报错内容:
Traceback (most recent call last):
File "/home/user1/main_arc_face.py", line 534, in <module>
main()
File "/home/user1/main_arc_face.py", line 315, in main
val_loss, prec1 = validate(val_loader, model, criterion)
File "/home/user1/main_arc_face.py", line 455, in validate
output = model(input)
File "/home/user1/miniconda3/lib/python3.7/site-packages/torch/nn/modules/module.py", line 493, in __call__
result = self.forward(*input, **kwargs)
File "/home/user1/arc_face/model.py", line 173, in forward
x = self.output_layer(x)
File "/home/user1/miniconda3/lib/python3.7/site-packages/torch/nn/modules/module.py", line 493, in __call__
result = self.forward(*input, **kwargs)
File "/home/user1/miniconda3/lib/python3.7/site-packages/torch/nn/modules/container.py", line 92, in forward
input = module(input)
File "/home/user1/miniconda3/lib/python3.7/site-packages/torch/nn/modules/module.py", line 493, in __call__
result = self.forward(*input, **kwargs)
File "/home/user1/miniconda3/lib/python3.7/site-packages/torch/nn/modules/linear.py", line 92, in forward
return F.linear(input, self.weight, self.bias)
File "/home/user1/miniconda3/lib/python3.7/site-packages/torch/nn/functional.py", line 1406, in linear
ret = torch.addmm(bias, input, weight.t())

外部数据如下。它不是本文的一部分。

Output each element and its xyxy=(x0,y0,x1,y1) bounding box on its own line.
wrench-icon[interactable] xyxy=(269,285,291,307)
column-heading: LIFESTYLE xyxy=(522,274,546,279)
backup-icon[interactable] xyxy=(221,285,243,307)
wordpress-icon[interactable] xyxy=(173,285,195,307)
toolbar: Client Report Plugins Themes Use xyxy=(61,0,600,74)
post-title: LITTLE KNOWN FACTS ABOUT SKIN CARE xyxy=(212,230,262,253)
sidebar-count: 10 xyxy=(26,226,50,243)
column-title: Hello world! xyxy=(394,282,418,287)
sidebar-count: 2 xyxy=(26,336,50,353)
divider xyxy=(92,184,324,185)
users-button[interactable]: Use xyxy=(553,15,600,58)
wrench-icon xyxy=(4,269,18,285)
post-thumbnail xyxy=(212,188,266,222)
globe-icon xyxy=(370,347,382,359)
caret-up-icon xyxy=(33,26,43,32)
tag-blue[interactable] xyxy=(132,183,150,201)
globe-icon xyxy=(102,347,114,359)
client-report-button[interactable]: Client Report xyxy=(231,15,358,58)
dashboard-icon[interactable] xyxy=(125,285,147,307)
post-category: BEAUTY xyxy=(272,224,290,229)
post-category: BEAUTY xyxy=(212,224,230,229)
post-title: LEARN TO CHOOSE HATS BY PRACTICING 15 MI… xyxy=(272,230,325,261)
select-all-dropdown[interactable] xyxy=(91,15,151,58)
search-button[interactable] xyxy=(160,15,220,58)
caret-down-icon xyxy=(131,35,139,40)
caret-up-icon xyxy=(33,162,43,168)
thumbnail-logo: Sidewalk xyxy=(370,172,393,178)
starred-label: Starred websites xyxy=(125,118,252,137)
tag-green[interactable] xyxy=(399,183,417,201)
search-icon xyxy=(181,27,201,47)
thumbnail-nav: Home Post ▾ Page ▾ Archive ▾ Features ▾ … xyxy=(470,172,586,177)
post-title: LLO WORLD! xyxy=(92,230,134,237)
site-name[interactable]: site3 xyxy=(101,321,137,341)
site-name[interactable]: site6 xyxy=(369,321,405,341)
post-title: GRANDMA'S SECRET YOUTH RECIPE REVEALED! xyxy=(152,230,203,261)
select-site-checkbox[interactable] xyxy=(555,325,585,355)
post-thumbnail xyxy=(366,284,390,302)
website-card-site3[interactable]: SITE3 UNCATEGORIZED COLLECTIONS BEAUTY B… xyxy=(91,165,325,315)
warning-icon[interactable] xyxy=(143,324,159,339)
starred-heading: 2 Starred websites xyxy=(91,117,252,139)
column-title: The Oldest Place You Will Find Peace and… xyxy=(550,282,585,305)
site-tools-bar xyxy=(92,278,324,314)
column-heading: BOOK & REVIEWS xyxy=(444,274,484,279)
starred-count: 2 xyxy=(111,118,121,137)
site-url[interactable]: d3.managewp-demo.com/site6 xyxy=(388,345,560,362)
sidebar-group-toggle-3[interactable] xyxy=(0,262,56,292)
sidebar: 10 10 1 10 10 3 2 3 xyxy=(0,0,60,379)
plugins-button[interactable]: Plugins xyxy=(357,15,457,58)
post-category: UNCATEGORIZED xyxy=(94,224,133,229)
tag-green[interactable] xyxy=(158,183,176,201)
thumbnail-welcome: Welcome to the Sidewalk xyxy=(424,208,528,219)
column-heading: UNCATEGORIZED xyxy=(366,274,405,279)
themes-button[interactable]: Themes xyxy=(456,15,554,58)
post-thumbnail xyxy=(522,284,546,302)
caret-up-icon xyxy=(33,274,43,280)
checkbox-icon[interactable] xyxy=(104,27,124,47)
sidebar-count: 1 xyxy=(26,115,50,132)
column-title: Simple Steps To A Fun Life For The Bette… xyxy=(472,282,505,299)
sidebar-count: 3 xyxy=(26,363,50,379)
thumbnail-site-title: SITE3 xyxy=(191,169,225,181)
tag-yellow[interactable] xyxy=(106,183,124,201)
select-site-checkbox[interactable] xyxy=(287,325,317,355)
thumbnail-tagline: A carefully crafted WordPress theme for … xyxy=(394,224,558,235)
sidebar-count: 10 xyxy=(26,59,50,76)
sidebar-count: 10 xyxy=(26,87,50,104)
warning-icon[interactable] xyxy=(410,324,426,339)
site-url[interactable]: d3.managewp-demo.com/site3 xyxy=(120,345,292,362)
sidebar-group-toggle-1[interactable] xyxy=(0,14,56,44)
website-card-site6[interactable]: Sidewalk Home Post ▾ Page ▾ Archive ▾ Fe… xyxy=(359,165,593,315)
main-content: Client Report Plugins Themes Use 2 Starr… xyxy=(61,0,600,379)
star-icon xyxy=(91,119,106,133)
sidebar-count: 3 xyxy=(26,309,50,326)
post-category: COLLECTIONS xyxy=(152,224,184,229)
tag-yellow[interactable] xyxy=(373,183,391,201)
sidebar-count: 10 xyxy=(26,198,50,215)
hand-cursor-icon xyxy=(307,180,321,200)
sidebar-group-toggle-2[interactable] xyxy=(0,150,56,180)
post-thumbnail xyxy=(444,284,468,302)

RuntimeError: size mismatch, m1: [16 x 86016], m2: [25088 x 512] at /opt/conda/conda-bld/pytorch_1556653215914/work/aten/src/THC/generic/THCTensorMathBlas.cu:268
原因:调整了训练的图像输入,测试时的没有调整。导致训练没问题,测试报错。ArcFace不管是训练输入还是测试输入,都是112x112的(也可能不一定非得112,但是需要统一),所以训练改了测试也要改。transforms.Resize((112, 112)),
修复:
val_loader = torch.utils.data.DataLoader(
CelebA(args.data,
'val_40_att_list.txt',
transforms.Compose([
transforms.Resize((112, 112)),
transforms.ToTensor(),
normalize,
])),
batch_size=args.test_batch, shuffle=False,
num_workers=args.workers, pin_memory=True)
是怎么想到这一点的呢?
从这个报错来看:m1: [16 x 86016], m2: [25088 x 512]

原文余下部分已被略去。